Of spreads and quadrances

dzach 2005-Sept-29: An interesting article about a new book, DIVINE PROPORTIONS: Rational Trigonometry to Universal Geometry, by N J Wildberger, appeared recently in [2 ]. Here [1 ] is the wikipedia reference to the subject.

In the sample chapter available for review [3 ] the author gives a definition of the terms spread and quadrance. In simple words, the spread is an expression of the separation of two lines ( spread = (sin(angle))**2 ) which "replaces" the angle of classic trigonometry in rational trigonometric calculations, while the quadrance is the square of a distance.

Mathematically inclined minds may add more useful applications in this page. Here is a first take on how to find the spread between two lines, using tcl.

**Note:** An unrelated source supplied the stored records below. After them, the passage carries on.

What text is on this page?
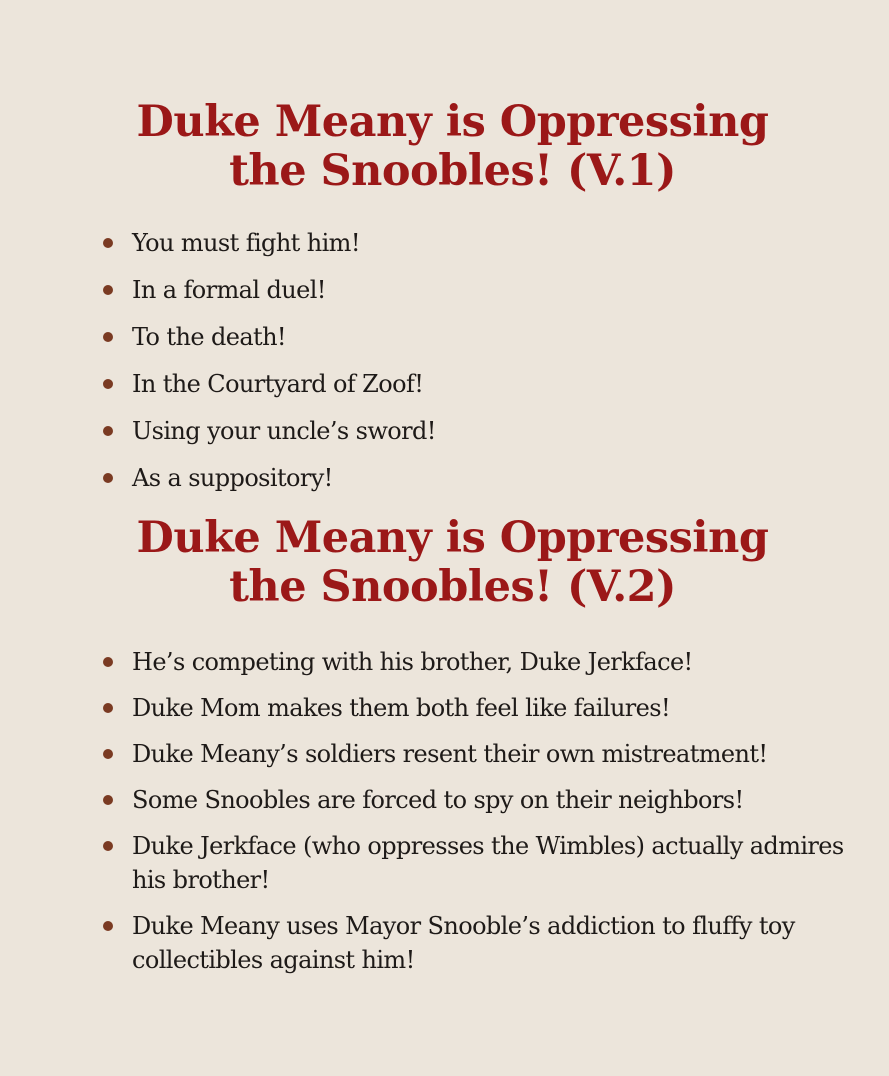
Duke Meany is Oppressing
the Snoobles! (V.1)
You must fight him!
In a formal duel!
To the death!
In the Courtyard of Zoof!
Using your uncle’s sword!
As a suppository!
Duke Meany is Oppressing
the Snoobles! (V.2)
He’s competing with his brother, Duke Jerkface!
Duke Mom makes them both feel like failures!
Duke Meany’s soldiers resent their own mistreatment!
Some Snoobles are forced to spy on their neighbors!
Duke Jerkface (who oppresses the Wimbles) actually admires his brother!
Duke Meany uses Mayor Snooble’s addiction to fluffy toy collectibles against him!
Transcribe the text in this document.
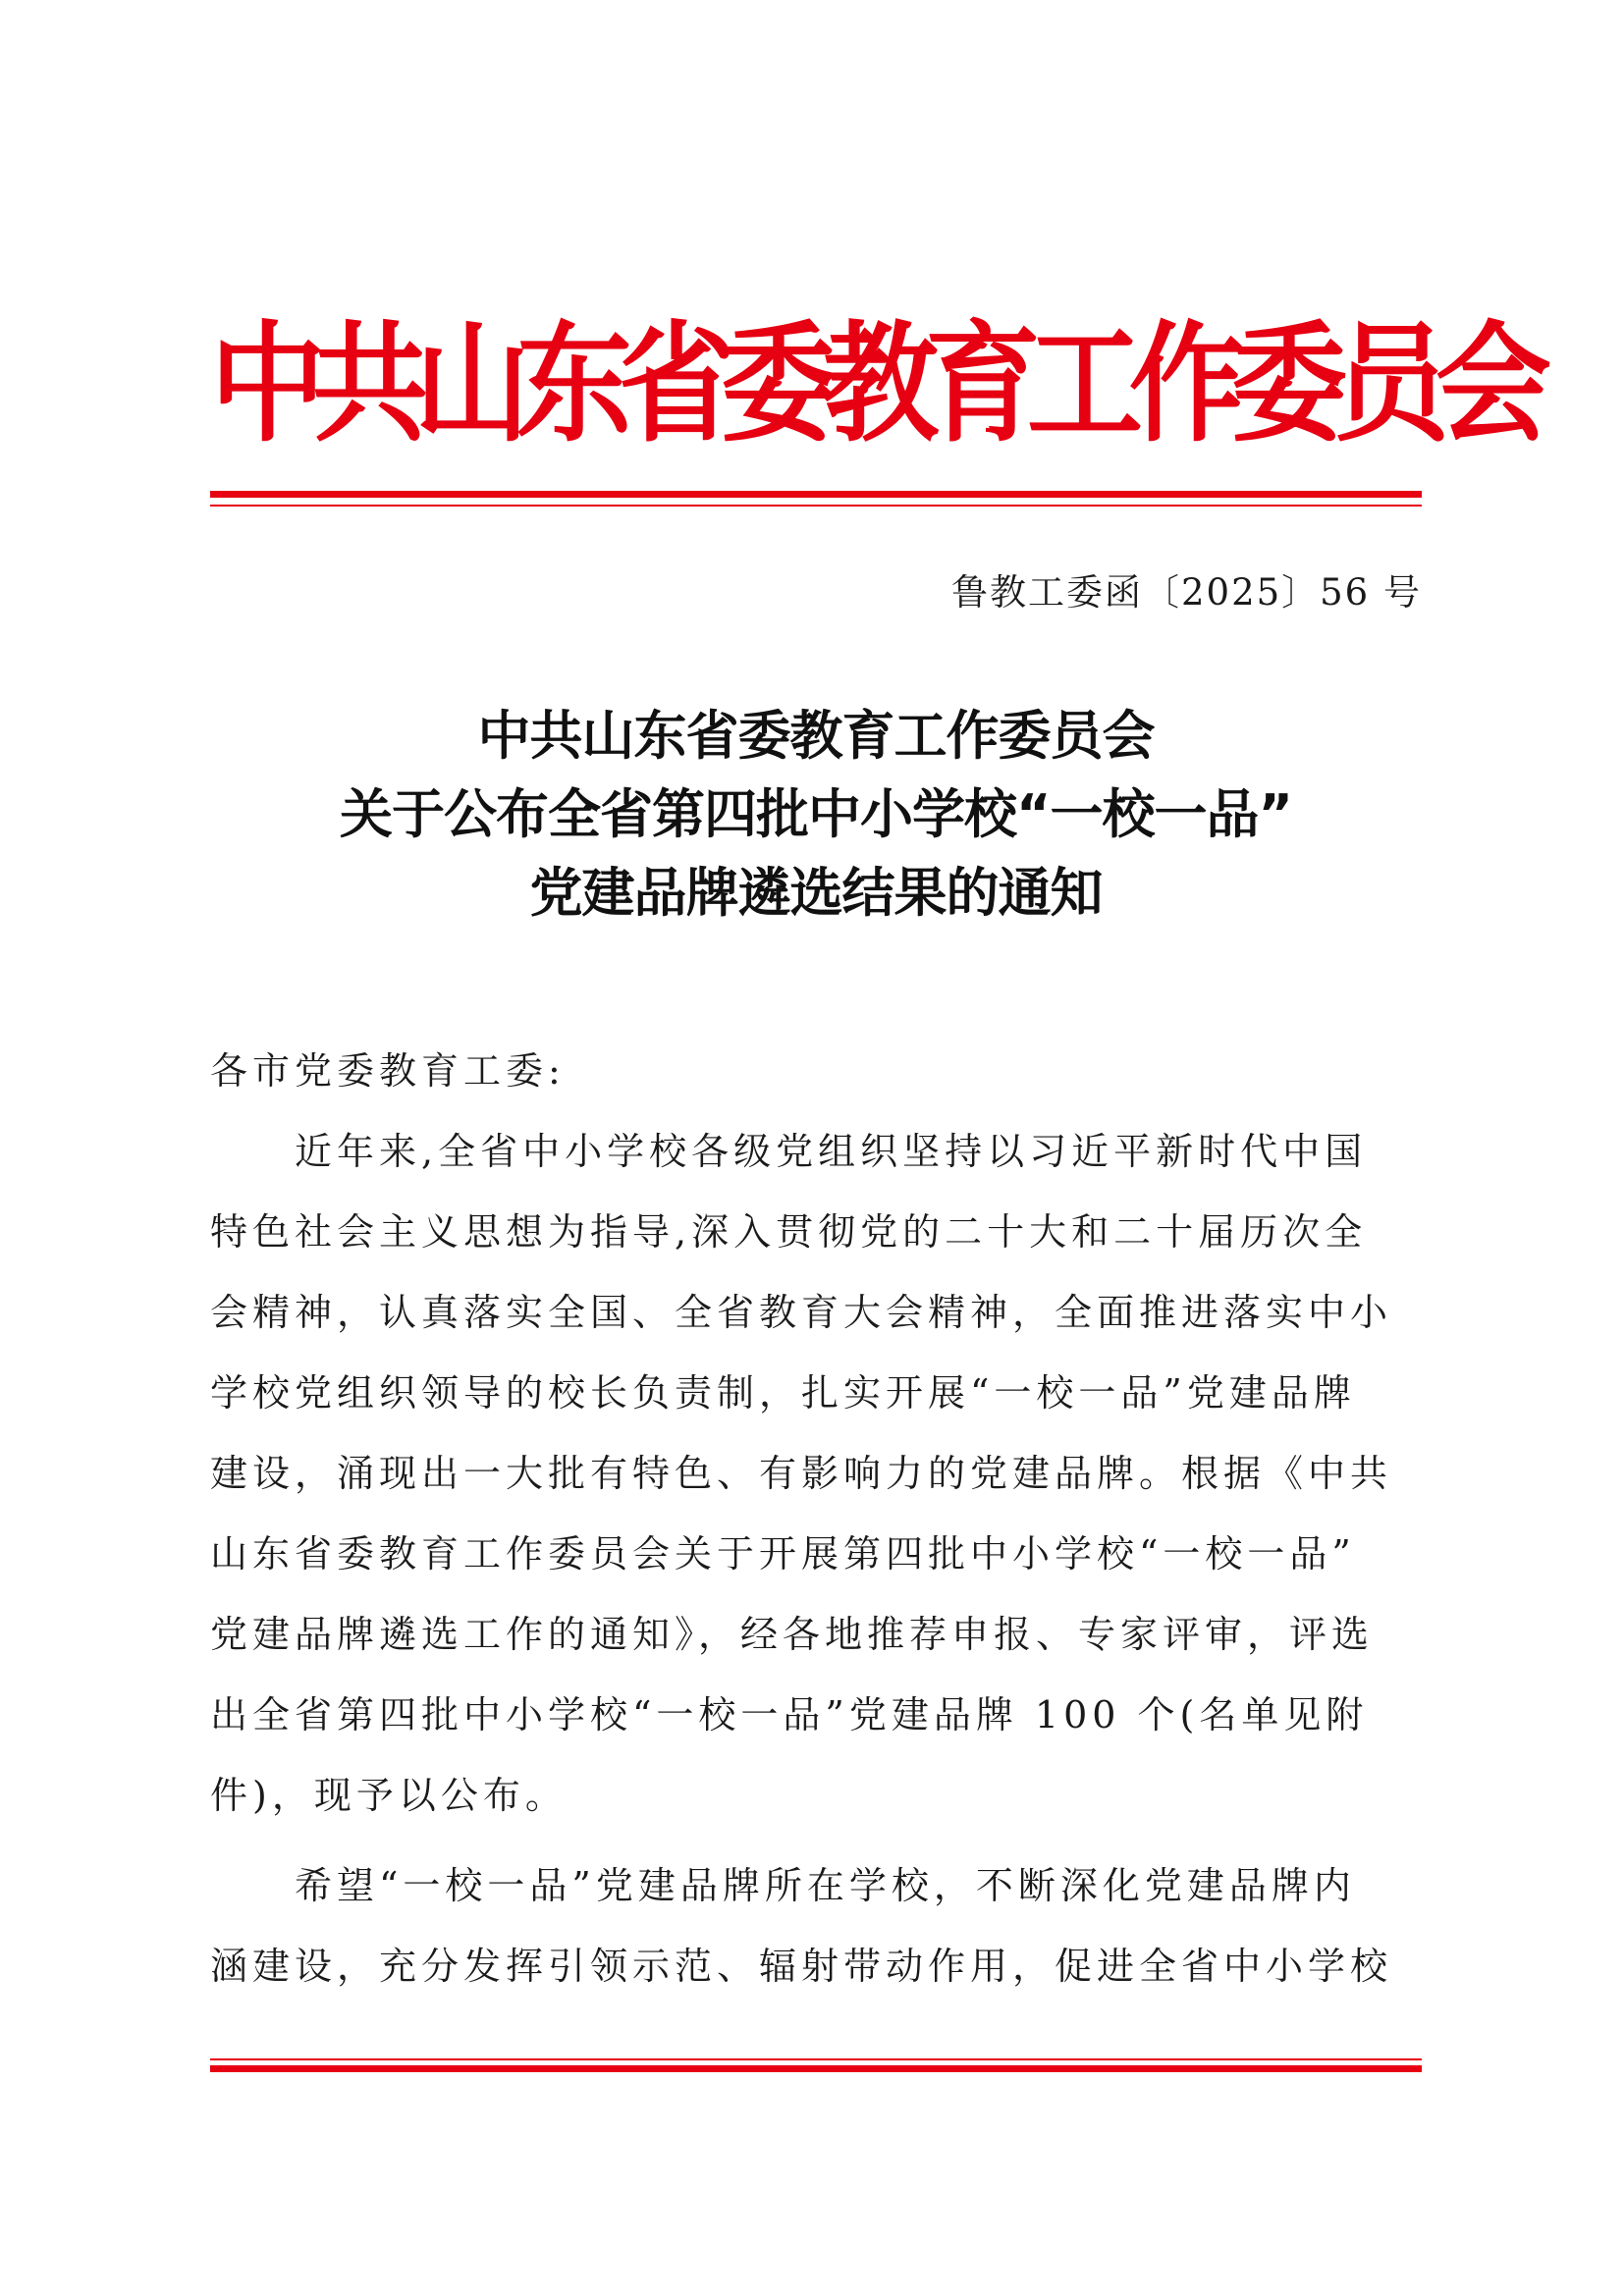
中共山东省委教育工作委员会
鲁教工委函〔2025〕56 号
中共山东省委教育工作委员会
关于公布全省第四批中小学校“一校一品”
党建品牌遴选结果的通知
各市党委教育工委:
　　近年来,全省中小学校各级党组织坚持以习近平新时代中国
特色社会主义思想为指导,深入贯彻党的二十大和二十届历次全
会精神，认真落实全国、全省教育大会精神，全面推进落实中小
学校党组织领导的校长负责制，扎实开展“一校一品”党建品牌
建设，涌现出一大批有特色、有影响力的党建品牌。根据《中共
山东省委教育工作委员会关于开展第四批中小学校“一校一品”
党建品牌遴选工作的通知》，经各地推荐申报、专家评审，评选
出全省第四批中小学校“一校一品”党建品牌 100 个(名单见附
件)，现予以公布。
　　希望“一校一品”党建品牌所在学校，不断深化党建品牌内
涵建设，充分发挥引领示范、辐射带动作用，促进全省中小学校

 # Find the spread based on the coordinates of three points P0, P1, P2, which define lines |P0,P1| and |P0,P2|
 #
 #                   P1
 #                  /
 #                 /
 #                /|
 #               / |
 #            P0/  |
 #              \  | spread S0
 #               \ |
 #                \|
 #                 \
 #                  \
 #                   P2
 #
 # use point coordinates to find quadrance 
 proc Qc {x1 y1 x2 y2} {
        return [expr {pow($x2-$x1,2)+pow($y2-$y1,2)}]
 }
 #
 # use side length to find quadrance
 proc Qs sd {
        return [expr {pow($sd,2)}]
 }
 # find spread given coordinates
 proc Sc {x0 y0 x1 y1 x2 y2} {
        # find the quadrances of each side of triangle P0-P1-P2 formed by the points P0,P1,P2
        set q0 [Qc $x2 $y2 $x1 $y1]
        set q1 [Qc $x0 $y0 $x1 $y1]
        set q2 [Qc $x0 $y0 $x2 $y2]
        # use the Cross law to find S0
        return [expr {1-pow($q1+$q2-$q0,2)/(4.0*$q1*$q2)}]
 }
 #
 # find spread given sides
 proc Ss {sd1 sd2 sd3} {
        set q1 [Qs $sd1]
        set q2 [Qs $sd2]
        set q3 [Qs $sd3]
        # use the Cross law to find S1
        set res [expr {1-pow($q2+$q3-$q1,2)/(4.0*$q2*$q3)}]
        if {$res>=0 && $res <=1.0} {
                return $res
        } else {
                error "This triangle cannot exist!"
        }
 }

Examples:

Assume three points P0(0,0), P1(5,0) and P2(10,10), which define a horizontal line |P0,P1| and a slanted line |P0,P2|. The angle between the two lines is 45deg . The spread S0 will be:

 % Sc 0 0 5 0 10 10
 0.5

Other examples:

 % Sc 0 0 50 0 100 75
 0.36
 % Sc 0 0 5 0 10 20
 0.8

Assuming a triangle with sides 4, 5 and 6 units, find the spread opposite to side measuring 4 units (part of an example appearing in the sample chapter of the book mentioned above):

 % Ss 4 5 6
 0.4375

Assuming a triangle with sides 3, 4 and 5 units, find the spread opposite to side measuring 4 units:

 % Ss 3 4 5
 0.36

and for the other sides:

 % Ss 4 5 3
 0.64

 % Ss 5 3 4
 1.0

This last one says that the spread opposite to side 5 corresponds to a right angle.

More on this subject as soon as the book arrives and is read :-).